China's WTO Updates
Law Ensures Fair Play for Joint Venture Firms

Sino-foreign joint ventures now have new legal protections to ensure fair treatment in accordance with China's commitments to the World Trade Organization (WTO).

The State Council issued a decree amending the implementation and regulation of the Chinese and Foreign Equity Joint Ventures Law to improve the environment for foreign investment.

According to the amendment, Sino-foreign joint ventures will be treated the same as domestic enterprises in terms of raw and processed material purchasing and product sales.

In a further relaxation, the procedures to establish Sino-foreign joint ventures have been simplified, lessening administrative interferences.

Experts hail the new regulation as bringing China closer to WTO norms and practices. China is expected to join the world trade club by the end of this year.

It is a common practice for the State Council to issue a set of detailed regulations to help implement laws adopted by the National People's Congress, China's supreme legislature. The regulations, with legal power only below that of statutes, are binding nationwide.

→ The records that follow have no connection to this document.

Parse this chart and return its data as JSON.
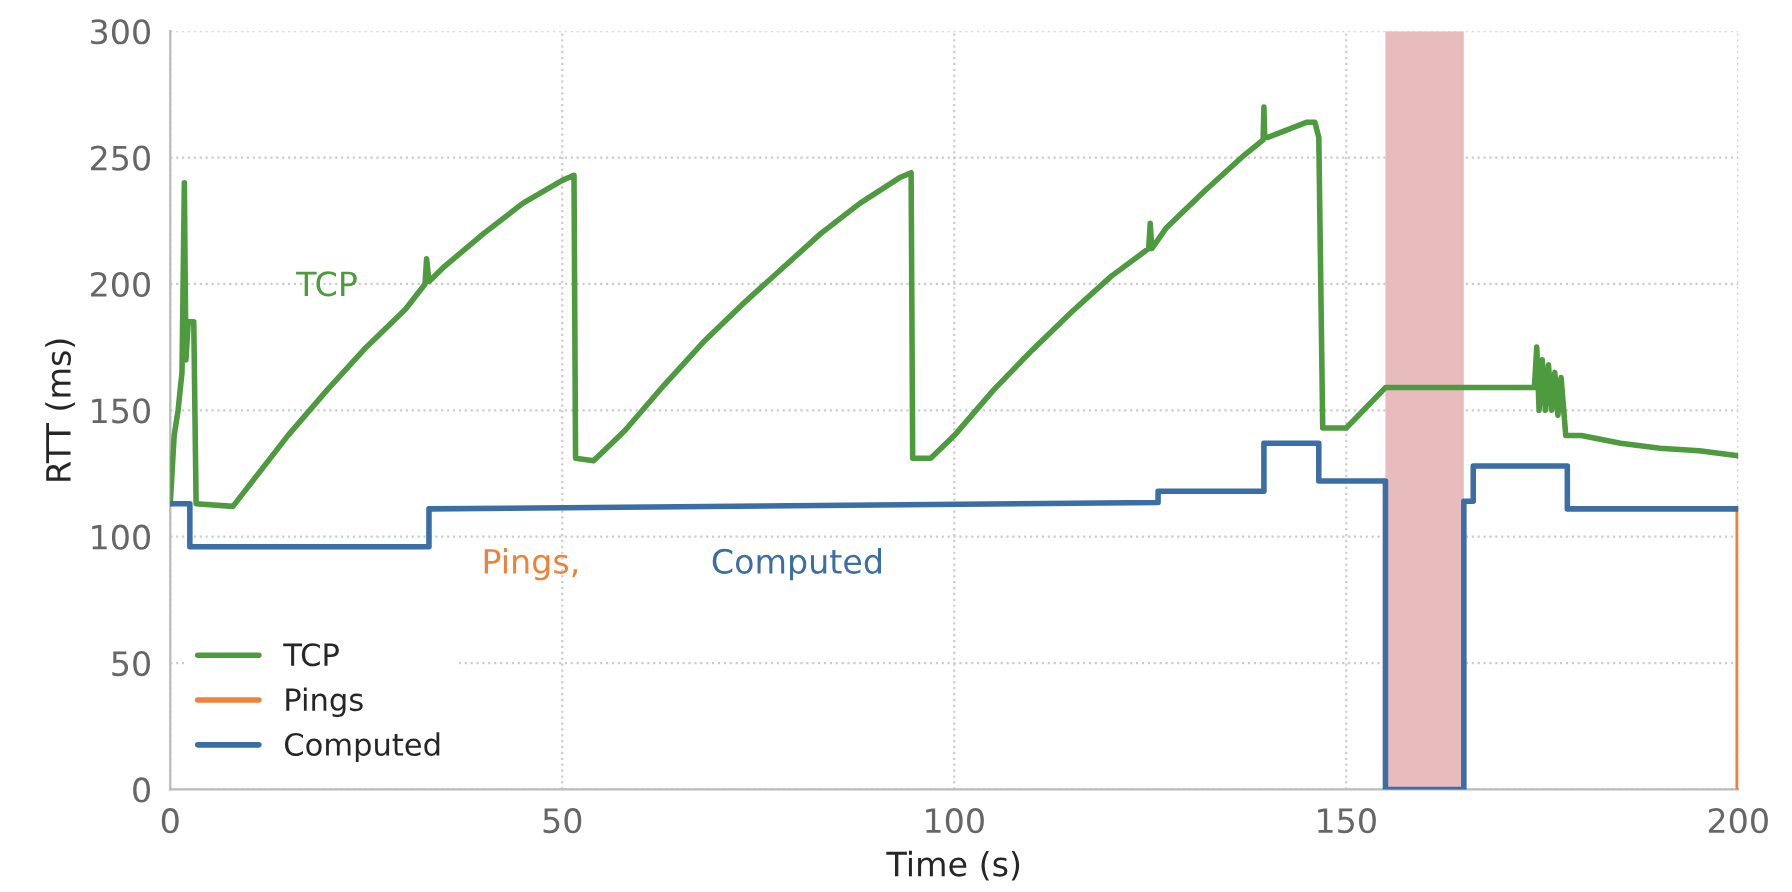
{
  "chart_data": {
    "type": "line",
    "xlabel": "Time (s)",
    "ylabel": "RTT (ms)",
    "xlim": [
      0,
      200
    ],
    "xticks": [
      0,
      50,
      100,
      150,
      200
    ],
    "ylim": [
      0,
      300
    ],
    "yticks": [
      0,
      50,
      100,
      150,
      200,
      250,
      300
    ],
    "grid": true,
    "legend": "bottom left",
    "series": [
      {
        "name": "TCP",
        "color": "#4e9a3e",
        "x": [
          0,
          0.5,
          1,
          1.5,
          1.8,
          2.0,
          2.3,
          3.0,
          3.3,
          8,
          10,
          15,
          20,
          25,
          30,
          32.5,
          32.7,
          33,
          35,
          40,
          45,
          50,
          51.5,
          51.7,
          54,
          58,
          63,
          68,
          73,
          78,
          83,
          88,
          93,
          94.5,
          94.7,
          97,
          100,
          105,
          110,
          115,
          120,
          124.8,
          125,
          125.2,
          127,
          132,
          137,
          139.4,
          139.5,
          139.6,
          140,
          145,
          146,
          146.5,
          147,
          150,
          155,
          174,
          174.3,
          174.6,
          175,
          175.4,
          175.8,
          176.2,
          176.6,
          177,
          177.4,
          178,
          180,
          185,
          190,
          195,
          200
        ],
        "values": [
          113,
          140,
          150,
          165,
          240,
          170,
          185,
          185,
          113,
          112,
          120,
          140,
          158,
          175,
          190,
          200,
          210,
          201,
          207,
          220,
          232,
          241,
          243,
          131,
          130,
          142,
          160,
          177,
          192,
          206,
          220,
          232,
          242,
          244,
          131,
          131,
          140,
          158,
          174,
          189,
          203,
          214,
          224,
          214,
          222,
          237,
          251,
          257,
          270,
          258,
          258,
          264,
          264,
          258,
          143,
          143,
          159,
          159,
          175,
          150,
          170,
          150,
          168,
          150,
          165,
          148,
          163,
          140,
          140,
          137,
          135,
          134,
          132
        ]
      },
      {
        "name": "Pings",
        "color": "#f0813a",
        "x": [
          200,
          200
        ],
        "values": [
          111,
          0
        ]
      },
      {
        "name": "Computed",
        "color": "#3a6ea5",
        "x": [
          0,
          2.5,
          2.5,
          33,
          33,
          126,
          126,
          139.5,
          139.5,
          146.5,
          146.5,
          155,
          155,
          165,
          165,
          166.2,
          166.2,
          178.2,
          178.2,
          200
        ],
        "values": [
          113,
          113,
          96,
          96,
          111,
          113.5,
          118,
          118,
          137,
          137,
          122,
          122,
          0,
          0,
          114,
          114,
          128,
          128,
          111,
          111
        ]
      }
    ],
    "bands": [
      {
        "axis": "x",
        "from": 155,
        "to": 165,
        "color": "#e8bcbc"
      }
    ],
    "annotations": [
      "TCP",
      "Pings,",
      "Computed"
    ]
  }
}
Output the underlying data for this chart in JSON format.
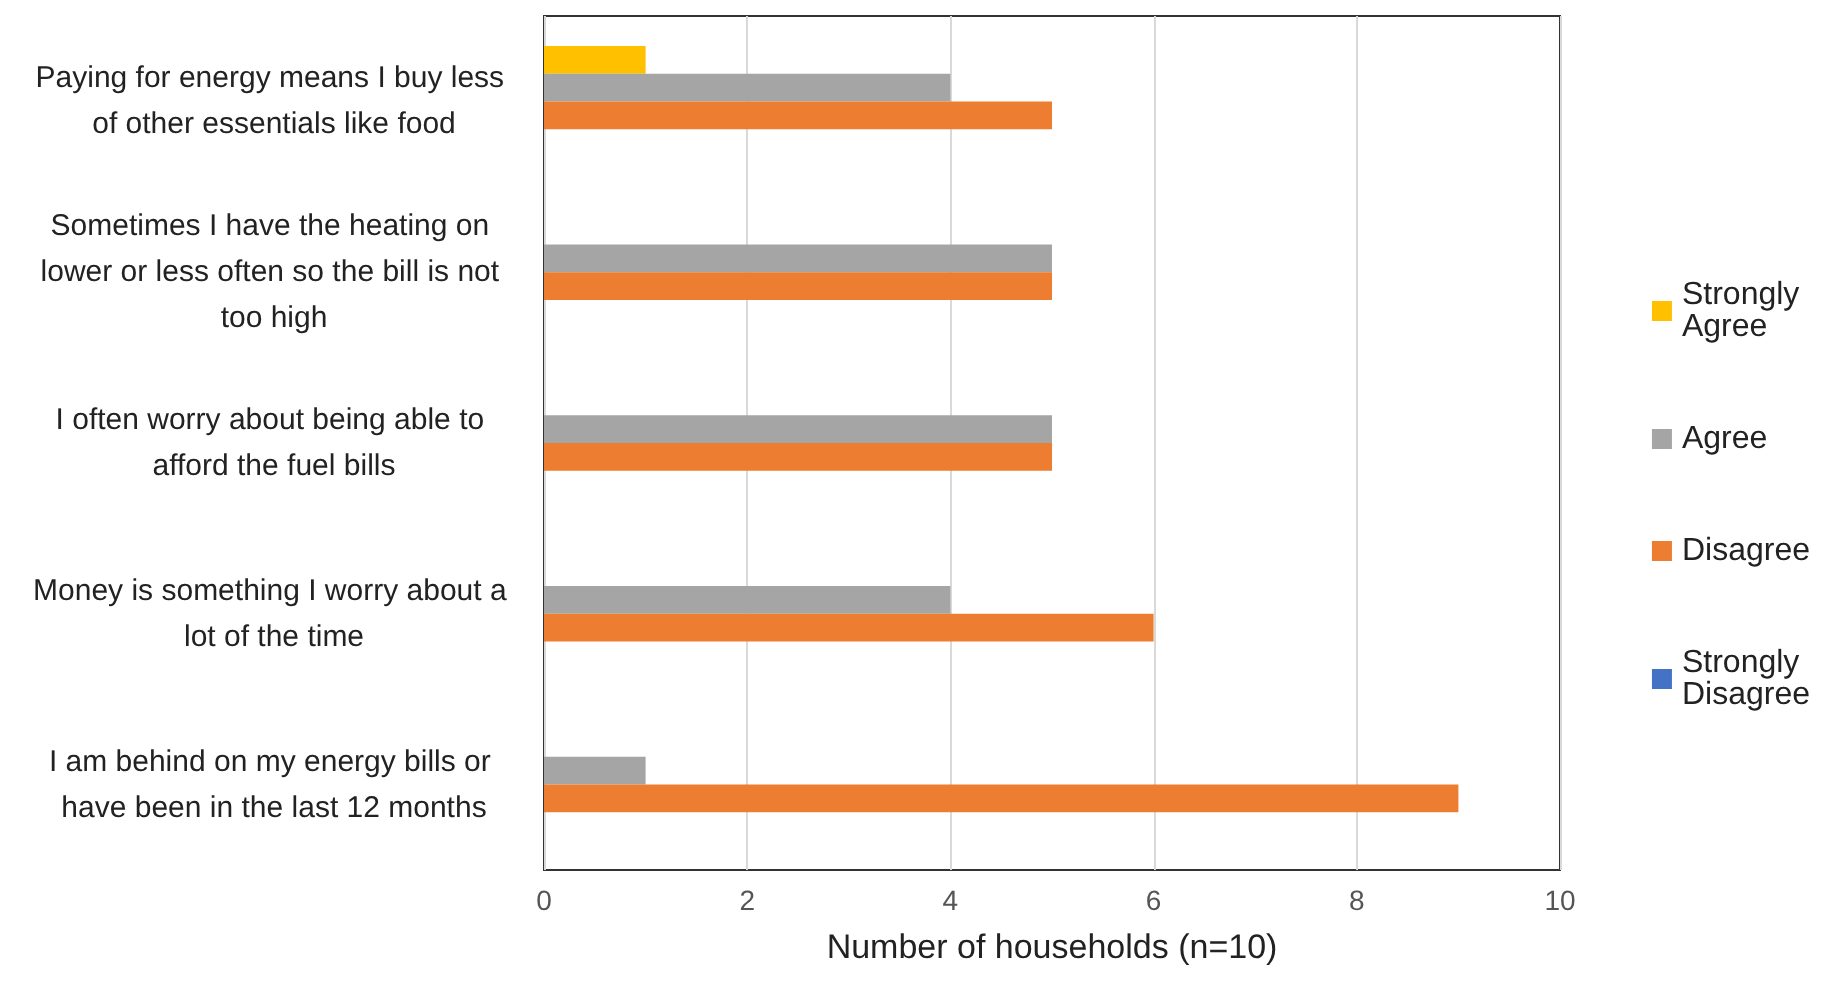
{
  "chart_data": {
    "type": "bar",
    "orientation": "horizontal",
    "xlabel": "Number of households (n=10)",
    "categories": [
      "Paying for energy means I buy less of other essentials like food",
      "Sometimes I have the heating on lower or less often so the bill is not too high",
      "I often worry about being able to afford the fuel bills",
      "Money is something I worry about a lot of the time",
      "I am behind on my energy bills or have been in the last 12 months"
    ],
    "series": [
      {
        "name": "Strongly Agree",
        "color": "#ffc000",
        "values": [
          1,
          0,
          0,
          0,
          0
        ]
      },
      {
        "name": "Agree",
        "color": "#a5a5a5",
        "values": [
          4,
          5,
          5,
          4,
          1
        ]
      },
      {
        "name": "Disagree",
        "color": "#ed7d31",
        "values": [
          5,
          5,
          5,
          6,
          9
        ]
      },
      {
        "name": "Strongly Disagree",
        "color": "#4472c4",
        "values": [
          0,
          0,
          0,
          0,
          0
        ]
      }
    ],
    "xlim": [
      0,
      10
    ],
    "xticks": [
      0,
      2,
      4,
      6,
      8,
      10
    ],
    "grid": "x",
    "legend": "right"
  }
}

Spokesmen from the State Council and the Ministry of Foreign Trade and Economic Cooperation explained that since August 1, Sino-foreign joint ventures are free to buy equipment, raw material, fuel, accessories, conveyance and stationery in China or from abroad. In the past these firms were required to buy Chinese. They are now also able to pay the same price as their Chinese counterparts for materials and services, as opposed to the old biased pricing system.

Restrictions governing joint ventures' sales on the domestic market have also been repealed.

The spokesmen said Chinese businesses planning to establish joint ventures can deliver relevant documents directly to authorities in charge of the approval of such enterprises. In the past, they faced a labyrinthine approval system.

The regulations are in line with amendments to the law which first took effect in 1990.